El elefante en la habitación
El Congreso, el órgano de representación de la soberanía popular, lleva tiempo degradándose a sí mismo


A veces me entristece el nivel que exhibimos quienes nos dedicamos al periodismo. Aún peor, ciertamente, es el de quienes no se dedican a él, sino al entretenimiento o al cobro por difusión de falsedades, pero son considerados periodistas por gran parte de la ciudadanía.
Entonces pienso en los diputados y recibo un cierto consuelo. Un poco parecido al de los tontos (mal de muchos) aunque no igual, porque cada diputado es representante de la soberanía popular, lo más importante en una sociedad democrática, y un periodista, si tiene la suerte de trabajar para una empresa decente, goza del privilegio de representarse sólo a sí mismo ante los lectores o la audiencia.
No está claro el origen de la frase “el elefante en la habitación”. El escritor ruso Iván Krylov publicó en 1814 un cuento en el que el visitante de un museo observaba los pequeños objetos expuestos y no percibía la presencia de un elefante. El diccionario de Oxford atribuye la creación al diario The New York Times, en un artículo de 1959. Sea como sea, lo del elefante se entiende muy bien. Creo que en España el elefante que preferimos no ver se esconde en el Congreso de los Diputados.
Soy de los que piensan que los dirigentes del poder judicial (pongan ustedes las mayúsculas si quieren) deben ser designados por el Parlamento. La elección de una parte de ellos por las organizaciones profesionales, como propone el PP, supone introducir una dosis de corporativismo en un poder del Estado y, de alguna forma, degradarlo a la condición de servicio público. Es la opinión de alguien no experto en la materia. Lo que resulta obvio, para expertos o para legos, es que el Congreso, el órgano de representación de la soberanía popular, lleva tiempo degradándose a sí mismo, y eso ofrece argumentos a quienes prefieren restarle atribuciones.
No se trata sólo del yugo de la disciplina de partido, que reduce los grandes debates a una colección de lemas electorales. Lo más importante, me parece, tanto para el funcionamiento de un sistema político liberal como para la convivencia cotidiana, es la actitud. Y la actitud, en general y con todas las excepciones necesarias, oscila entre lo deplorable y lo inaceptable.
Desde algo tan pedestre como los abucheos o los insultos hasta algo tan antidemocrático como descalificar a los diputados de Vox o de Bildu por sus ideas (la legitimidad la conceden los votos obtenidos dentro del orden constitucional, no las ideas, ni el pasado, ni los éxtasis nacionalistas). Desde la improvisación y las chapuzas en cuestión legislativa (recuerden que ahora no hablamos del Gobierno, sino de la institución del que emana) hasta el obstruccionismo y la obstinación en no ponerse de acuerdo en nada con el que piensa distinto.
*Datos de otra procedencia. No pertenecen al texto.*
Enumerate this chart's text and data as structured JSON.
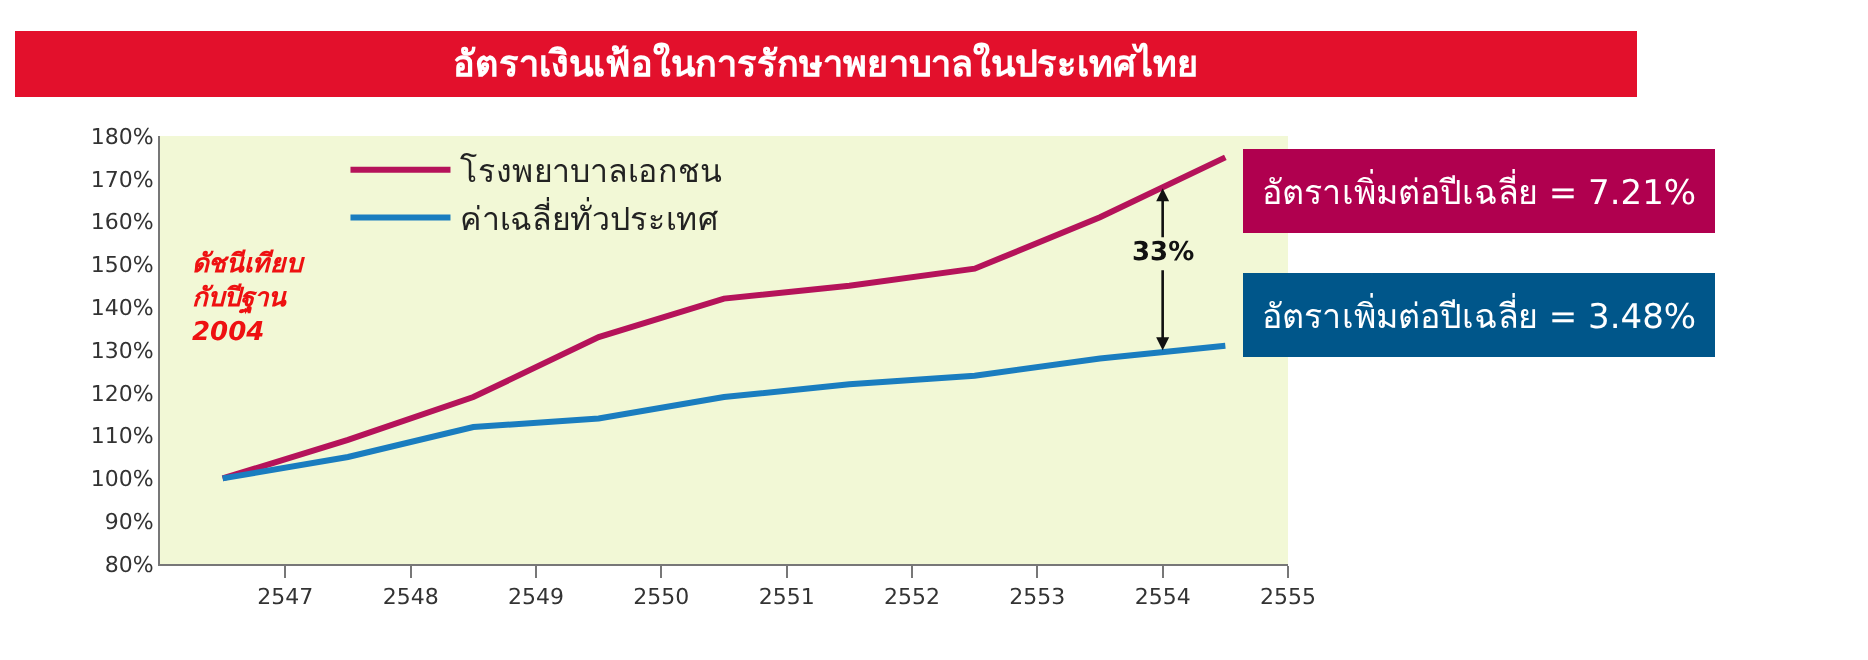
{
  "chart_data": {
    "type": "line",
    "title": "อัตราเงินเฟ้อในการรักษาพยาบาลในประเทศไทย",
    "x": [
      2546.5,
      2547.5,
      2548.5,
      2549.5,
      2550.5,
      2551.5,
      2552.5,
      2553.5,
      2554.5
    ],
    "series": [
      {
        "name": "โรงพยาบาลเอกชน",
        "color": "#b5135a",
        "values": [
          100,
          109,
          119,
          133,
          142,
          145,
          149,
          161,
          175
        ]
      },
      {
        "name": "ค่าเฉลี่ยทั่วประเทศ",
        "color": "#1a7dbf",
        "values": [
          100,
          105,
          112,
          114,
          119,
          122,
          124,
          128,
          131
        ]
      }
    ],
    "xlim": [
      2546,
      2555
    ],
    "xticks": [
      2547,
      2548,
      2549,
      2550,
      2551,
      2552,
      2553,
      2554,
      2555
    ],
    "ylim": [
      80,
      180
    ],
    "yticks": [
      {
        "value": 80,
        "label": "80%"
      },
      {
        "value": 90,
        "label": "90%"
      },
      {
        "value": 100,
        "label": "100%"
      },
      {
        "value": 110,
        "label": "110%"
      },
      {
        "value": 120,
        "label": "120%"
      },
      {
        "value": 130,
        "label": "130%"
      },
      {
        "value": 140,
        "label": "140%"
      },
      {
        "value": 150,
        "label": "150%"
      },
      {
        "value": 160,
        "label": "160%"
      },
      {
        "value": 170,
        "label": "170%"
      },
      {
        "value": 180,
        "label": "180%"
      }
    ],
    "annotations": [
      "ดัชนีเทียบ\nกับปีฐาน\n2004",
      {
        "text": "33%",
        "x": 2554,
        "y": 129.5
      },
      "อัตราเพิ่มต่อปีเฉลี่ย = 7.21%",
      "อัตราเพิ่มต่อปีเฉลี่ย = 3.48%"
    ],
    "legend": "top left",
    "grid": false,
    "marker": "none",
    "line_style": "solid"
  }
}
Desde la crítica injusta a lo que funciona bien hasta el elogio encendido de lo que funciona mal. Todo este páramo de despropósitos se extiende por el hemiciclo. De él salen perjudicadas la gestión de los asuntos públicos y la confianza ciudadana.
Alguien debería recordar diariamente a sus señorías lo que son y lo que representan. Para que se comprometieran a tomarse en serio a sí mismos y, de paso, a tomarnos en serio al resto de los ciudadanos.